Intervenante auprès des travailleuses du sexe au CALACS de l’Estrie, Marie-Michèle Whitlock estime qu’à travers cette crise sanitaire, il est temps de mettre en place un programme d’aide pour les aider à se sortir de ce milieu.
Intervenante auprès des travailleuses du sexe au CALACS de l’Estrie, Marie-Michèle Whitlock estime qu’à travers cette crise sanitaire, il est temps de mettre en place un programme d’aide pour les aider à se sortir de ce milieu.

Programme d’aide réclamé pour les travailleuses du sexe

René-Charles Quirion
René-Charles Quirion
La Tribune
 « Ce n’est pas par choix que les travailleuses du sexe continuent à offrir leurs services. C’est parce qu’il y a une demande et surtout parce que souvent elles y sont contraintes. »

Intervenante auprès des travailleuses du sexe au CALACS de l’Estrie, Marie-Michèle Whitlock estime qu’à travers cette crise sanitaire, il est temps de mettre en place un programme d’aide pour les aider à se sortir de ce milieu.

« Lorsqu’elles veulent se sortir de ce milieu, ces femmes se retrouvent sans argent. Il est temps plus que jamais de penser à un programme de sortie sécuritaire du milieu pour les aider. Avec cette crise sanitaire, c’est encore plus pressant parce qu’il n’y a pas de porte de sortie pour elles. C’est une question de santé publique », estime Marie-Michèle Whitlock.

Hébergement temporaire, consolidation du financement pour les organismes qui viennent en aide à ces femmes et aide financière directe sont autant d’avenues qui pourraient faire partie de ce programme d’aide pour les travailleuses du sexe qui veulent arrêter.

Par la nature du travail, aucune mesure financière n’est accessible pour les travailleuses du sexe.

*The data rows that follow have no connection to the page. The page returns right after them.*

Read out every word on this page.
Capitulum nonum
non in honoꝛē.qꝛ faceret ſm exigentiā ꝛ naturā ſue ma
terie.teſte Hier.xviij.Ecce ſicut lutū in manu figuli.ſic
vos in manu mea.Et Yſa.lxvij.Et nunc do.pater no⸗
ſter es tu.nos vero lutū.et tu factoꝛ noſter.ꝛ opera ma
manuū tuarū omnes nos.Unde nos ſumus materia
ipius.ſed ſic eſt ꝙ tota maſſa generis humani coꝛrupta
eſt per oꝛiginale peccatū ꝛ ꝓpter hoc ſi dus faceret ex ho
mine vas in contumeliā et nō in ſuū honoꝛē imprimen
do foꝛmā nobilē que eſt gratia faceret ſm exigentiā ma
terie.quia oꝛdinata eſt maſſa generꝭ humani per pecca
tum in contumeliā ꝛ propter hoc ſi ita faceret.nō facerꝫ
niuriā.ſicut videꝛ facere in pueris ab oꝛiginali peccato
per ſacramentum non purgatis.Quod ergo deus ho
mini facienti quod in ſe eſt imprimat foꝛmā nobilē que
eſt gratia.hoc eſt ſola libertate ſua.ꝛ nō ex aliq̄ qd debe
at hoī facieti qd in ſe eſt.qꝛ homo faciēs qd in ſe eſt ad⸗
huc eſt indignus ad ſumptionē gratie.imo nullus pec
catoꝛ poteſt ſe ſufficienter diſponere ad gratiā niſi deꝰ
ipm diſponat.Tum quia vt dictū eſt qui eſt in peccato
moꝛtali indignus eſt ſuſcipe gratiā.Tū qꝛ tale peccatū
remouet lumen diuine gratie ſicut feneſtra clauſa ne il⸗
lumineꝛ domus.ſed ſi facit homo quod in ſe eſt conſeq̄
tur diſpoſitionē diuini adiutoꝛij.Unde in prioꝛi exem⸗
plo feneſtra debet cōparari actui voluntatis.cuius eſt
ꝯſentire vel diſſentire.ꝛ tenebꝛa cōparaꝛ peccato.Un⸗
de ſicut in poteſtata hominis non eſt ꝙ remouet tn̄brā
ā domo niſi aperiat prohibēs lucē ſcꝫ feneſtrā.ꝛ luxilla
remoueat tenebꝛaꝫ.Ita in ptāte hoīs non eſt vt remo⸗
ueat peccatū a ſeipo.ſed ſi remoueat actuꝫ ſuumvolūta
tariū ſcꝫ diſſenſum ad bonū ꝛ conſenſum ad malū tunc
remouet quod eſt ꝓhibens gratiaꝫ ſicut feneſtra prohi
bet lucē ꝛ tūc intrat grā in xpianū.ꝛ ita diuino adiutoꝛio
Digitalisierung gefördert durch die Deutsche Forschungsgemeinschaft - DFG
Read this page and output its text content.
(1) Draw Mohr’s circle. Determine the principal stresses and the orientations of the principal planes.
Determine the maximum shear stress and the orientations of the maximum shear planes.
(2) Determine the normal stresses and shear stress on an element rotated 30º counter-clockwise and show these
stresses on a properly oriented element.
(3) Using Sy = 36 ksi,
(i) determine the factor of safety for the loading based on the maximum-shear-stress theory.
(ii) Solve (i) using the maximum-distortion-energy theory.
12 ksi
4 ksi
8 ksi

« Il n’y a que l’aide sociale, mais l’attente est de trois à six semaines. Certaines femmes n’ont pas d’endroit où rester et elles ont de la misère à se nourrir », signale Marie-Michèle Whitlock.

Elle confirme que certaines femmes n’ont pas cessé leurs activités avec cette crise de la COVID-19 malgré les appels répétés à la distanciation sociale et à l’isolement. Les salons de massage ou les bars de danseuses sont fermés, mais certaines travailleuses du sexe continuent à voir des clients.  

« Leurs activités ont ralenti, mais elles n’ont pas arrêté. C’est une population qui est déjà marginalisée. Elles ne veulent pas être malades et ne veulent pas transmettre le virus non plus. Cependant, ce n’est pas un choix. Présentement, les proxénètes les gardent sous leur emprise parce qu’il y a encore une demande et parce qu’il y aura une fin », rappelle l’intervenante du CALACS.

Elle rappelle que dans plusieurs cas, les travailleuses du sexe sont des victimes.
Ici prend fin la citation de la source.